Envejecimiento acelerado en China: 23% de la población supera los 60 años
Presión sobre pensiones y mercado laboral impulsa reformas estructurales en el gigante asiático
Más de 323 millones de personas mayores de 60 años residen actualmente en China, cifra que representa el 23% de la población total del país.
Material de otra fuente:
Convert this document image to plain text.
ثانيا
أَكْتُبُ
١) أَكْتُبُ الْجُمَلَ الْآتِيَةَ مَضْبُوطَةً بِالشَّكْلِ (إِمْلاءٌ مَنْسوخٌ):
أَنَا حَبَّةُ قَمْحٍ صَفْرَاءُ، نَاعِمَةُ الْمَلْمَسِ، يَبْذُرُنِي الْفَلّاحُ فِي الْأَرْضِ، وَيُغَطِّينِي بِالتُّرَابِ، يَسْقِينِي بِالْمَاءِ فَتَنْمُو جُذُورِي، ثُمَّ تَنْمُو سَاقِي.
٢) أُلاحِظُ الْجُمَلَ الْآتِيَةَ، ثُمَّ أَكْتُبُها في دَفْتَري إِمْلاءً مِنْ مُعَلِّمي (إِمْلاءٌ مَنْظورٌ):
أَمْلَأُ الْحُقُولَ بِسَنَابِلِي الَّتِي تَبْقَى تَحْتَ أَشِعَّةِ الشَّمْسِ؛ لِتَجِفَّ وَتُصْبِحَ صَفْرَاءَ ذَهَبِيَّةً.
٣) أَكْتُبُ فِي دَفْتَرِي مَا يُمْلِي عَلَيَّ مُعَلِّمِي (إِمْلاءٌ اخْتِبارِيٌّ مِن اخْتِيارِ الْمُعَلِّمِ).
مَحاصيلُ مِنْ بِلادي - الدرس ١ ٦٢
Este incremento de 13 millones en un año refleja una aceleración sin precedentes en el envejecimiento demográfico, según datos del Ministerio de Asuntos Civiles y…
Más de 323 millones de personas mayores de 60 años residen actualmente en China, cifra que representa el 23% de la población total del país. Este incremento de 13 millones en un año refleja una aceleración sin precedentes en el envejecimiento demográfico, según datos del Ministerio de Asuntos Civiles y la Oficina Nacional de Envejecimiento. La población de mayores de 65 años alcanzó 223,65 millones (15,9% del total), mientras que la esperanza de vida promedio se situó en 79,25 años, evidenciando una transformación estructural de la pirámide poblacional.
Esta transición demográfica responde a dos dinámicas convergentes: la caída sostenida de la natalidad y el aumento de la longevidad. China ha experimentado descensos en su población durante los últimos cuatro años, una tendencia sin precedentes desde finales de los años cincuenta. La tasa de dependencia de la población mayor alcanzó 23,1%, presionando directamente sobre los sistemas de pensiones y el mercado laboral. Las proyecciones de organismos internacionales indican que para 2035, más de 400 millones de chinos tendrán 60 años o más, representando aproximadamente un tercio de la población nacional.
Anticipándose a esta crisis estructural, el gobierno chino ha implementado cambios en la política de jubilación por primera vez en décadas. La edad legal de retiro para hombres aumentará gradualmente de 60 a 63 años durante un período de 15 años, mientras que para mujeres funcionarias se elevará de 55 a 58 años, y para trabajadoras manuales de 50 a 55 años. Estas reformas buscan aliviar la presión sobre fondos de pensiones y adaptarse a la contracción de la población económicamente activa. Simultáneamente, el gobierno ha priorizado políticas para fomentar la natalidad y expandir servicios de cuidado para adultos mayores, reconociendo que el desafío trasciende el sistema de pensiones e impacta directamente la estructura económica y competitiva del país en los próximos años.